I prefer a simple life annuity starting at age 65, instead of the proposed drawdown cum after-85 annuity arrangement.  The payout under the life annuity can be made quite attractive, if it is administered by the CPF which continues to pay out an effective interest rate of 4 percent on the savings that are transferred to the annuity fund. 

It is desirable for the annuity to be compulsory. The only objection can come from people who are in poor health, and are likely to lose out from an early demise. In that case, they can be given the option to pay an annuity plan that pays out a lower monthly sum, and refund the balance of their capital on early death. 

In many countries, it is quite common for their citizens to draw out a lifetime pension payable by the state or the employer or both.  This is similar to a life annuity. 

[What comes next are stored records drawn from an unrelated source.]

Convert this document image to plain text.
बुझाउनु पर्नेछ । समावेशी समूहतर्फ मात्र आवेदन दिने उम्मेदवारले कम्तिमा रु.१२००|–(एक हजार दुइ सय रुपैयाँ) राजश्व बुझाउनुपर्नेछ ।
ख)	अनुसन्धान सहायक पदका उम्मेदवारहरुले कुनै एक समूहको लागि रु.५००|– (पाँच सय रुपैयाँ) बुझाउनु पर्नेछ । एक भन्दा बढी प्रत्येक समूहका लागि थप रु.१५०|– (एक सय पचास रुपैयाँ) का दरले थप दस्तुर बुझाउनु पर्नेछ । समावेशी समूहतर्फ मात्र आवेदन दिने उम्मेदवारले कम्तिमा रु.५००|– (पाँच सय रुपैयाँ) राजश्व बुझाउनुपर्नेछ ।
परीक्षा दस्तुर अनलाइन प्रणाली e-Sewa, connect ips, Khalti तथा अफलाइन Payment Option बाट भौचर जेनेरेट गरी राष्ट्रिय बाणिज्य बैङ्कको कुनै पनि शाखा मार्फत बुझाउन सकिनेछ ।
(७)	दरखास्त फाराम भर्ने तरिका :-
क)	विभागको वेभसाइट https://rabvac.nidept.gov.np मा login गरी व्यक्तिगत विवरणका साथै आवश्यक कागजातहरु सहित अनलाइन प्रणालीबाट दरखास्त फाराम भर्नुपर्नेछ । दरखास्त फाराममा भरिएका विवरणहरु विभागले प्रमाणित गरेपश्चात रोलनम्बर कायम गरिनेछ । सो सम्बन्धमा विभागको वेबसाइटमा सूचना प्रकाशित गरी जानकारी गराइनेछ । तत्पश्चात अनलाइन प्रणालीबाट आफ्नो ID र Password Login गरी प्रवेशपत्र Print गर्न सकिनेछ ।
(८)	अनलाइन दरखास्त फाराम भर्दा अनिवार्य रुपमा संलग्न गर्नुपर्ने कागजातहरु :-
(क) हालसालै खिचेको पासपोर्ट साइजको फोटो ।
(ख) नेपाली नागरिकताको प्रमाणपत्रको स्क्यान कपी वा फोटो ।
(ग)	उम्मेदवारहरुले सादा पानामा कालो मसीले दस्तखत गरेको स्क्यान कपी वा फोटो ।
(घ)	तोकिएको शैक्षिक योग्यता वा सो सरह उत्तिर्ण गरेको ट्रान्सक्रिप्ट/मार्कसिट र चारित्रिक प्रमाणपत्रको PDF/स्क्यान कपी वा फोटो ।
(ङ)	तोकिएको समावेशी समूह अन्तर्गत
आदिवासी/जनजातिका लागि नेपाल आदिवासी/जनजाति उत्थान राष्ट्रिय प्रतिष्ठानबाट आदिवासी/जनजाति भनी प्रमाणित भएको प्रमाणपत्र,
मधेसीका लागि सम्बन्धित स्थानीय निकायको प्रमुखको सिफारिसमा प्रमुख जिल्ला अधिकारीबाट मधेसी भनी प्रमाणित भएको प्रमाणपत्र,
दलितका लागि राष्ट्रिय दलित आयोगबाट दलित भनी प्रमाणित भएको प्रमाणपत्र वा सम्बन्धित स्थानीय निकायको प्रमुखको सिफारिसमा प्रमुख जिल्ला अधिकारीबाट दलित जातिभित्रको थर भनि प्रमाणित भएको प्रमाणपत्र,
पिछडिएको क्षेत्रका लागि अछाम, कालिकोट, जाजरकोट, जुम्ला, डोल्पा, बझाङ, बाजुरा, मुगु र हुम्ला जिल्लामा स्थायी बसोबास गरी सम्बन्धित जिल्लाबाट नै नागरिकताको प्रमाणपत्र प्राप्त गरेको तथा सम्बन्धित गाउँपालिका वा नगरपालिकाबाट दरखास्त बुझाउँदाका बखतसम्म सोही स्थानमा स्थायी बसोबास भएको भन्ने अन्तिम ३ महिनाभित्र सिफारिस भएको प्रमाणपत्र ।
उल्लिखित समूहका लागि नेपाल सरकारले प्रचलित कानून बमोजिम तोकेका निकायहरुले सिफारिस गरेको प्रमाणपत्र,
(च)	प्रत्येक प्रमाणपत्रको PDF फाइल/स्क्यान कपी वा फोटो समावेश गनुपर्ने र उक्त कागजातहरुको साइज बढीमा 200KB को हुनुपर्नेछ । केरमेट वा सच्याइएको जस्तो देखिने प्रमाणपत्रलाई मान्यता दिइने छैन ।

Up to now, the discussion on life annuity appears to be confined only on the investment of the CPF minimum sum.  

We must not forget that many retirees have personal savings, apart from this CPF minimum sum. These savings have to be invested as well. 

It is advisable for a retiree to invest a large part of the personal savings in a life annuity and enjoy the advantages of professional investment and pooling of longevity risk. 

Compared to other forms of investments, the life annuity does offer, in most cases, a better return.  

The life annuity can offers some attractive options:

  • Participating or non-participating plan
  • Refund of balance of capital, in event of early death
  • Deferral in the starting date of the payment

Each option affects the amount of the monthly payment. You have to consider which options suits you best. A financial adviser can help you to make the best decision. 

Tan Kin Lian 

The writer qualified as an actuary in 1975. He served as chief executive of NTUC Income for 30 years prior to his retirement in 2007.